Şimdi mesela Bülent Arınç’ı vaktiyle Camia ile arası iyi idi diye paralelci ilan edebilir miyiz? Etrafınızdaki insanlara bakın, çoğunun Gülen Grubuyla bir münasebeti olmuştur. Kiminin Grubun okullarında çocuğu okumuştur, kimi maddi destek vermiştir, kimi toplantılarına katılmıştır, kimi de onları destekleyen yazılar kaleme almıştır. Bunlardan biri bugün haklı olarak onlara ateş püsküren Akit yazarı Hasan Karakaya’dır.

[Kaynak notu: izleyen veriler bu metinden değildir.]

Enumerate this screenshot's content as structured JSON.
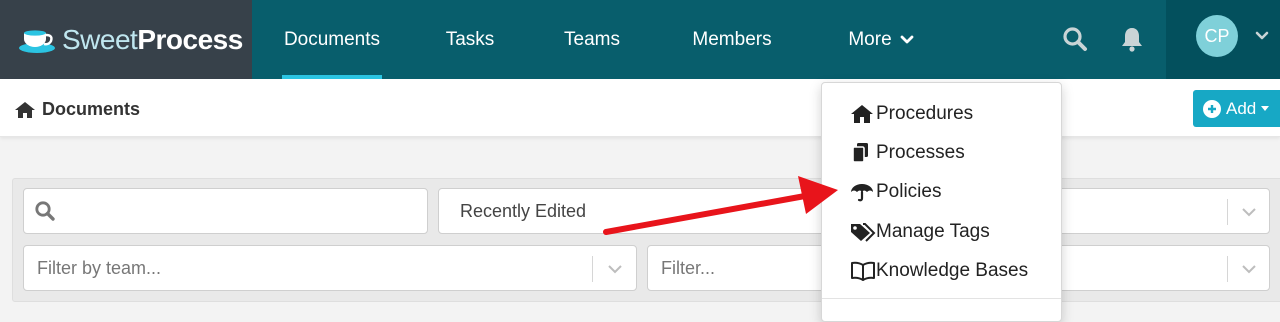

Temmuz 2011’deki “Türkçe olimpiyatlarında milli takım ruhu...” başlıklı yazısı cemaatin faaliyetlerine övgü yağdırıyor, http://tr.fgulen.com/content/view/19500/12/. Yazı,Fethullah Gülen’in çok hoşuna gitmiş olmalı ki kişisel sitesine bile yerleştirmiş. Hasan Karakaya için yapamayacağımız bir ithamı başkasına layık görürken durup bir düşünmemiz gerekmez mi? Aynı şeyi Hasan Karakaya’dan beklemek de yerinde olmaz mı?. Kısacası bir kimsenin paralel yapı ile ilişkisinin hangi mertebede olduğuna 17 ve 25 Aralık sonrası tavrına bakarak karar vermek hakkaniyete riayet açısından önemli olsa gerek. Yargı darbesi içinde olanlar ya da bir kumpasın içindekiler zaten bu yazının mevzuu değil.
Üniversitelerdeki rektör seçimleri bu tartışmayı alevlendirecek gibi gözüküyor. Bilen bilmeyen, üniversitelerin içine vakıf olan olmayan konuşuyor. Kendi gücünü yetersiz bulanlar siyasilerden ve başka kanatlardan kendilerine destek arıyorlar. Evet, yükseköğretim sistemimizi gözden geçirmeliyiz. Bu doğru. Fakat galiba önce insani hasletlerimizi gözden geçirmek mecburiyetine doğru gidiyoruz. Bu da işin acı tarafı. Hadi gayri ahlaki demeyeyim ama etik ilkelere hiç uymayan yollara başvuranlardan rahatsız olmamak mümkün mü? Böyle yöneticilere üniversiteleri teslim etmek geleceğimizi karartmakla eşdeğer değil mi?
Aslında bugün Tunus intibalarımı ve Raşid Gannuşi ile sohbetimi yazacaktım. Olmadı. Oysa 2011 seçimlerinden sonraki Tunus yazıma ilave edilmesi gerekenler vardı. Kısmet diyelim.